Muhammad Zaini secara terbuka menyatakan kesiapannya untuk dieksekusi tembak mati bila terlibat dalam tindak korupsi. Klaim ini membuatnya menjadi salah satu politikus yang menonjol di tengah kampanye Pemilihan Umum. Sebagian orang mungkin merasa terkejut, sementara yang lain mungkin menyambut positif sebagai bentuk komitmen anti-korupsi yang keras.
Zaini menegaskan bahwa keseriusannya dalam memperjuangkan memberantas korupsi adalah nyata. Dia menyatakan bahwa janji tersebut telah dibicarakan dengan pihak keluarga dan mendapatkan persetujuan sepenuhnya. Namun, pertanyaan muncul, apakah ini hanya sekadar retorika politik atau benar-benar merupakan komitmen nyata untuk memberantas korupsi?
Tidak hanya itu, Zaini juga berjanji untuk memberikan 90 persen dari gajinya dan semua tunjangan bagi umat. Menurutnya, perjanjian ini sudah tertuang dan ditandatangani di notaris. Namun, pertanyaan etis muncul apakah seorang Caleg memiliki wewenang untuk sepenuhnya menentukan penggunaan gajinya tanpa pertanggungjawaban yang jelas kepada lembaga atau aturan yang berlaku.

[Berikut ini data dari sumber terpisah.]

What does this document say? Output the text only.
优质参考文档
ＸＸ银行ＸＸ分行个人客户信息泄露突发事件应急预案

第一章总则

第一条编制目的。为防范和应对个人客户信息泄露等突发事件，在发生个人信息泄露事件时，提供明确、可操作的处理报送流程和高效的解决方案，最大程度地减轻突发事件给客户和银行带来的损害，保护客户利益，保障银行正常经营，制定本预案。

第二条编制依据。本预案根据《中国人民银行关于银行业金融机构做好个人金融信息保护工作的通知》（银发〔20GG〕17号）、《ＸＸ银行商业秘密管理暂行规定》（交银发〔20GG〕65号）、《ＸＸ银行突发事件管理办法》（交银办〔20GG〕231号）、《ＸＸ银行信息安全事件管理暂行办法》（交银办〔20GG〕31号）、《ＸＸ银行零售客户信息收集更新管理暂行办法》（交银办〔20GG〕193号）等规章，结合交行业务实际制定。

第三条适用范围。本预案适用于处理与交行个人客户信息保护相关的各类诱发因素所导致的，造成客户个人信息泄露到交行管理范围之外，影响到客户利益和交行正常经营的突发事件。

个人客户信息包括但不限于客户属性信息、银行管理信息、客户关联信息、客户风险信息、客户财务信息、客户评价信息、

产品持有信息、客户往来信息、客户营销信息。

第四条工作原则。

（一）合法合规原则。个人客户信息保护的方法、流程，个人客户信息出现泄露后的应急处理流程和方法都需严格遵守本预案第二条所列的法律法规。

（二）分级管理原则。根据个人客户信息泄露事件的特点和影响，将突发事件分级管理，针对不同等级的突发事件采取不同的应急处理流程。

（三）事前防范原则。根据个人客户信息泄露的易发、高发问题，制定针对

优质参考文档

Sampai saat ini, baru lima dari sembilan kabupaten dan kota di Bali yang telah dibuatkan surat perjanjian oleh notaris. Ini menciptakan tanda tanya mengenai keterlaksanaan janji politik Zaini jika terpilih menjadi anggota dewan. Bagaimana mungkin janji tersebut akan diwujudkan dengan efektif, dan apakah hal ini hanya strategi kampanye belaka?
Baliho tersebut juga menampilkan dua Caleg lainnya yang tidak mengikuti visi siap ditembak mati bila terlibat korupsi. Mereka disebut hanya ikut nebeng di baliho tersebut. Ini menunjukkan perbedaan pendekatan dan pandangan di antara calon legislator, menimbulkan pertanyaan apakah janji tersebut akan memberikan keuntungan elektoral atau justru sebaliknya.
Kasus ini mengingatkan pada janji kontroversial seorang politikus terdahulu, Anas Urbaningrum, yang menyatakan kesiapannya digantung di Monas jika terbukti terlibat korupsi. Namun, pada akhirnya, janji tersebut terbukti hanya sebagai metafora, menciptakan polemik di antara masyarakat.